Nunca se había visto nada semejante. Amparándose en las sinuosas y contradictorias declaraciones de un confidente (hechas además en defensa propia), la derecha española ha organizado una descomunal operación de sabotaje institucional. Confundiendo deliberadamente la diferencia que hay entre indicio, prueba y evidencia, aprovechando el inabarcable fárrago del procedimiento judicial, fomentando ese instinto de sospecha que al arraigar en la pereza y en la mala fe hace irrefutable la más descabellada de las acusaciones, el Partido Popular se ha propuesto consumar el brutal descrédito de todo. Nunca se había visto nada igual. El segundo partido político de España en número de escaños comportándose como uno de esos grupos antisistema que hace poco tildaba de marginales.

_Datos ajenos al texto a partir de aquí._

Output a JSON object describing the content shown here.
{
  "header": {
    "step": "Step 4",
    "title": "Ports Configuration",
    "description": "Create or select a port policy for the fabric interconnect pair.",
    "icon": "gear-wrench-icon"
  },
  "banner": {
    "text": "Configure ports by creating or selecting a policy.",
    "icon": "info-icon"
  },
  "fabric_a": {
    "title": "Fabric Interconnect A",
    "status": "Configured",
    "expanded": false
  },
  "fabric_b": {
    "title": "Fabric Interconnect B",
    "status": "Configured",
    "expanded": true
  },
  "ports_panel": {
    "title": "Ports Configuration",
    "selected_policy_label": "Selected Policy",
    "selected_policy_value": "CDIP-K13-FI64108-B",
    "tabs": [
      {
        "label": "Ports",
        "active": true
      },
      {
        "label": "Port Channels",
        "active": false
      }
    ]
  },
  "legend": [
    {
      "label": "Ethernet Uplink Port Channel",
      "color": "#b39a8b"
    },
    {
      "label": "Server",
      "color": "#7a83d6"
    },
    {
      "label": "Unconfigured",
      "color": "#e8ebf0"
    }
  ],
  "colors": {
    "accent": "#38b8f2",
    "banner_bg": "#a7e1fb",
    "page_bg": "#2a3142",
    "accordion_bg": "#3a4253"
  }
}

No es la primera vez que los líderes derechistas difaman para manchar lo que no pueden comprar. Pero nunca hasta ahora habían llegado tan lejos. Sin embargo, lo peor no es que pongan en la picota a los políticos, jueces y policías que estorban en su reconquista del poder perdido, sino la sacudida que pegan a la ciudadanía y a su maltratado espíritu de confianza cívica. Cualquier observador puede llegar fácilmente a una inquietante conclusión: si la derecha católica, conservadora y patriótica, organiza una kale borroka parlamentaria, algo grave está ocurriendo.

Los primeros en comprender el mensaje enviado por el Partido Popular a la sociedad española, y en especial a los funcionarios cuya muerte civil se les está anunciando, han sido los policías en cuya piel debíamos meternos para saber qué significa el trato con soplones y confidentes. Éste es el mensaje: "A partir de ahora no importa quién seas ni qué méritos tengas. Para nosotros vales tanto como este delincuente. Tu palabra de honor será sometida a careo y ya veremos luego qué hacemos contigo".

Obviamente, los procesados por la causa del 11-M merecen tanta justicia como compasión y la estricta tutela de sus derechos -sobre todo teniendo en cuenta que uno de ellos parece sufrir graves episodios de enfermedad mental- pero al utilizar tan dudosos personajes como ariete de su estrategia política el Partido Popular impone a los jueces, a los policías y al conjunto de la sociedad española una traumática equiparación. El complot revolucionario del PP altera valores esenciales de credibilidad y respeto social en beneficio de una vulgar pero eficaz estrategia de confusión.

No en balde se ha embarcado el partido de Mariano Rajoy en tan arriesgada e irresponsable maniobra. El efecto llamada de su campaña publicitaria ya está dando sus frutos y cada vez son más los jóvenes airados, y los viejos cabreados, dispuestos a enrolarse en las filas de una derecha que al liberarse de las restricciones de la cultura democrática ya puede capitanear sin complejos la inminente eclosión de lo reprimido durante treinta años.